Impatience among Air Carriers
That lack of progress has been at the center of attempts to reset NextGen priorities to please air carriers who are seeing limited benefit from substantial investments in NextGen equipment.

“Our member airlines are already invested in NextGen equipment and training, but expected benefits have not materialized,” Victoria Day, managing director for corporate and member communications at the airline association Airlines for America told Inside GNSS in an email.  “We need the FAA to focus on implementing the policies and procedures that will enable us to take full advantage of the equipment we have before we make additional investments. We’re working with the FAA to accelerate the deployment of NextGen to benefit our customers, shippers, and the environment.”

“With the foundational technologies in place, we have to focus, as we are, on what we can do to maximize the delivering of benefits and ensure that the community, who has invested a lot and will invest a lot more, will see something positive coming out of it,”
FAA Administrator Michael Huerta told lawmakers.

Air carrier frustration may have reached a point, however, that changes will be necessary to keep the aviation community engaged, an element essential to NextGen’s success. Widely suggested has been the idea of splitting off the air traffic control role now handled by FAA and privatizing it, as has been done in other countries.

“We’re hearing the community say ‘Maybe it’s time to look for a new way of doing this,’” said Dillingham, repeating a message he sent last fall during Aviation Week’s NextGen Ahead conference in Washington.

‘Resetting’ ATC Effort?
Congress may be ready to make big changes, according to Capitol Hill staffers speaking at the same meeting.

Bill Shuster, R-Pennsylvania, chairman of the House Transportation and Infrastructure committee and Rep. Frank A. LoBiondo, R-New Jersey, chairman of its Aviation Subcommittee, understand that we must modernize air traffic control, said Holly Woodruff Lyons, Republican staff director for the Aviation Subcommittee.

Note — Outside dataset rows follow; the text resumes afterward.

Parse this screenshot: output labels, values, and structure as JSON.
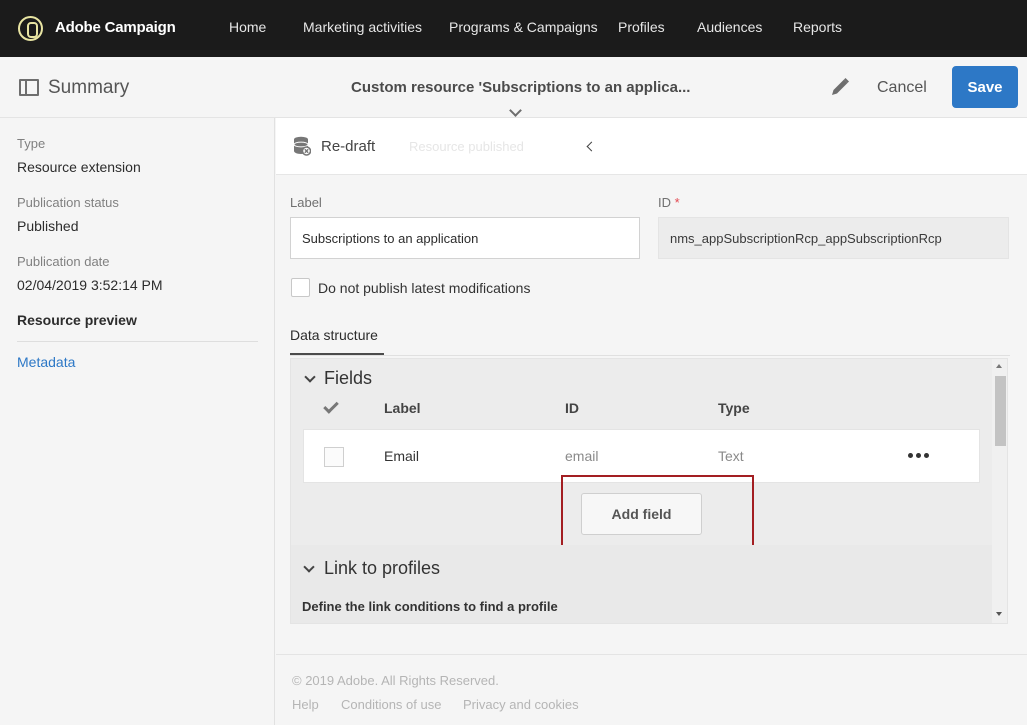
{
  "topbar": {
    "brand": "Adobe Campaign",
    "nav": [
      "Home",
      "Marketing activities",
      "Programs & Campaigns",
      "Profiles",
      "Audiences",
      "Reports"
    ]
  },
  "header": {
    "summary_label": "Summary",
    "document_title": "Custom resource 'Subscriptions to an applica...",
    "cancel_label": "Cancel",
    "save_label": "Save"
  },
  "sidebar": {
    "type_label": "Type",
    "type_value": "Resource extension",
    "publication_status_label": "Publication status",
    "publication_status_value": "Published",
    "publication_date_label": "Publication date",
    "publication_date_value": "02/04/2019 3:52:14 PM",
    "resource_preview": "Resource preview",
    "metadata_link": "Metadata"
  },
  "main": {
    "redraft_label": "Re-draft",
    "faded_status": "Resource published",
    "label_field_label": "Label",
    "label_field_value": "Subscriptions to an application",
    "id_field_label": "ID",
    "id_required_mark": "*",
    "id_field_value": "nms_appSubscriptionRcp_appSubscriptionRcp",
    "no_publish_checkbox_label": "Do not publish latest modifications",
    "tab_label": "Data structure"
  },
  "fields_section": {
    "title": "Fields",
    "columns": {
      "label": "Label",
      "id": "ID",
      "type": "Type"
    },
    "rows": [
      {
        "label": "Email",
        "id": "email",
        "type": "Text"
      }
    ],
    "add_field_label": "Add field"
  },
  "link_section": {
    "title": "Link to profiles",
    "description": "Define the link conditions to find a profile"
  },
  "footer": {
    "copyright": "© 2019 Adobe. All Rights Reserved.",
    "links": [
      "Help",
      "Conditions of use",
      "Privacy and cookies"
    ]
  },
  "colors": {
    "topbar_bg": "#1b1b1b",
    "accent_blue": "#2d78c6",
    "highlight_red": "#a31e22",
    "required_red": "#e34850"
  },
  "icons": [
    "adobe-campaign-logo-icon",
    "summary-panel-icon",
    "chevron-down-icon",
    "pencil-icon",
    "database-icon",
    "chevron-left-icon",
    "checkmark-icon",
    "more-options-icon"
  ]
}
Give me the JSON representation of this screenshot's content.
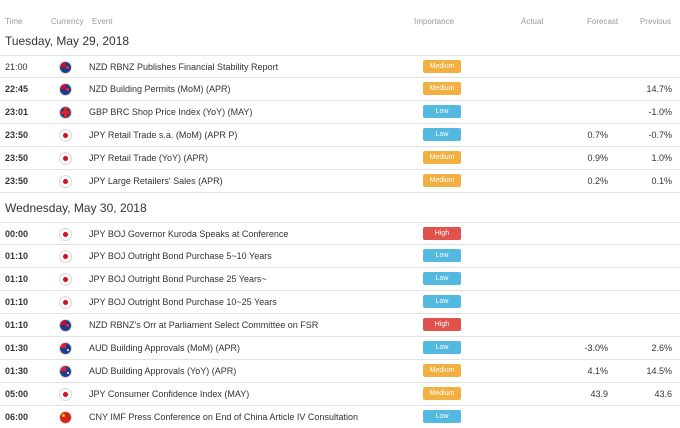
{
  "header": {
    "time": "Time",
    "currency": "Currency",
    "event": "Event",
    "importance": "Importance",
    "actual": "Actual",
    "forecast": "Forecast",
    "previous": "Previous"
  },
  "days": [
    {
      "label": "Tuesday, May 29, 2018",
      "rows": [
        {
          "time": "21:00",
          "bold": false,
          "currency": "NZD",
          "flag_icon": "new-zealand-flag-icon",
          "event": "NZD RBNZ Publishes Financial Stability Report",
          "importance": "Medium",
          "actual": "",
          "forecast": "",
          "previous": ""
        },
        {
          "time": "22:45",
          "bold": true,
          "currency": "NZD",
          "flag_icon": "new-zealand-flag-icon",
          "event": "NZD Building Permits (MoM) (APR)",
          "importance": "Medium",
          "actual": "",
          "forecast": "",
          "previous": "14.7%"
        },
        {
          "time": "23:01",
          "bold": true,
          "currency": "GBP",
          "flag_icon": "united-kingdom-flag-icon",
          "event": "GBP BRC Shop Price Index (YoY) (MAY)",
          "importance": "Low",
          "actual": "",
          "forecast": "",
          "previous": "-1.0%"
        },
        {
          "time": "23:50",
          "bold": true,
          "currency": "JPY",
          "flag_icon": "japan-flag-icon",
          "event": "JPY Retail Trade s.a. (MoM) (APR P)",
          "importance": "Low",
          "actual": "",
          "forecast": "0.7%",
          "previous": "-0.7%"
        },
        {
          "time": "23:50",
          "bold": true,
          "currency": "JPY",
          "flag_icon": "japan-flag-icon",
          "event": "JPY Retail Trade (YoY) (APR)",
          "importance": "Medium",
          "actual": "",
          "forecast": "0.9%",
          "previous": "1.0%"
        },
        {
          "time": "23:50",
          "bold": true,
          "currency": "JPY",
          "flag_icon": "japan-flag-icon",
          "event": "JPY Large Retailers' Sales (APR)",
          "importance": "Medium",
          "actual": "",
          "forecast": "0.2%",
          "previous": "0.1%"
        }
      ]
    },
    {
      "label": "Wednesday, May 30, 2018",
      "rows": [
        {
          "time": "00:00",
          "bold": true,
          "currency": "JPY",
          "flag_icon": "japan-flag-icon",
          "event": "JPY BOJ Governor Kuroda Speaks at Conference",
          "importance": "High",
          "actual": "",
          "forecast": "",
          "previous": ""
        },
        {
          "time": "01:10",
          "bold": true,
          "currency": "JPY",
          "flag_icon": "japan-flag-icon",
          "event": "JPY BOJ Outright Bond Purchase 5~10 Years",
          "importance": "Low",
          "actual": "",
          "forecast": "",
          "previous": ""
        },
        {
          "time": "01:10",
          "bold": true,
          "currency": "JPY",
          "flag_icon": "japan-flag-icon",
          "event": "JPY BOJ Outright Bond Purchase 25 Years~",
          "importance": "Low",
          "actual": "",
          "forecast": "",
          "previous": ""
        },
        {
          "time": "01:10",
          "bold": true,
          "currency": "JPY",
          "flag_icon": "japan-flag-icon",
          "event": "JPY BOJ Outright Bond Purchase 10~25 Years",
          "importance": "Low",
          "actual": "",
          "forecast": "",
          "previous": ""
        },
        {
          "time": "01:10",
          "bold": true,
          "currency": "NZD",
          "flag_icon": "new-zealand-flag-icon",
          "event": "NZD RBNZ's Orr at Parliament Select Committee on FSR",
          "importance": "High",
          "actual": "",
          "forecast": "",
          "previous": ""
        },
        {
          "time": "01:30",
          "bold": true,
          "currency": "AUD",
          "flag_icon": "australia-flag-icon",
          "event": "AUD Building Approvals (MoM) (APR)",
          "importance": "Low",
          "actual": "",
          "forecast": "-3.0%",
          "previous": "2.6%"
        },
        {
          "time": "01:30",
          "bold": true,
          "currency": "AUD",
          "flag_icon": "australia-flag-icon",
          "event": "AUD Building Approvals (YoY) (APR)",
          "importance": "Medium",
          "actual": "",
          "forecast": "4.1%",
          "previous": "14.5%"
        },
        {
          "time": "05:00",
          "bold": true,
          "currency": "JPY",
          "flag_icon": "japan-flag-icon",
          "event": "JPY Consumer Confidence Index (MAY)",
          "importance": "Medium",
          "actual": "",
          "forecast": "43.9",
          "previous": "43.6"
        },
        {
          "time": "06:00",
          "bold": true,
          "currency": "CNY",
          "flag_icon": "china-flag-icon",
          "event": "CNY IMF Press Conference on End of China Article IV Consultation",
          "importance": "Low",
          "actual": "",
          "forecast": "",
          "previous": ""
        }
      ]
    }
  ],
  "colors": {
    "Medium": "#f3b042",
    "Low": "#54b9e1",
    "High": "#e2524d"
  }
}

“But they are also aware of serious concerns with FAA’s ability to implement NextGen,” she added. “In fact, Chairman LoBiondo has said ‘It is time to hit the reset button. It is time to make sure we are in the headed in the right direction.’”

But Scovel suggested that revamping the current approach now, when the FAA is so deep into the process, might not be the right idea.

“As far as resetting NextGen, FAA’s backing into that process right now,” said Stove. “It may be regrettable in the eyes of many but it’s taken us 9 or 10 years to get to where we are now. But if you look at where FAA is organizationally — with the chief NextGen officer at the deputy administrator level, an assistant administrator for NextGen and a program management office which it is correctly aligned . . . organizationally — FAA is getting close.”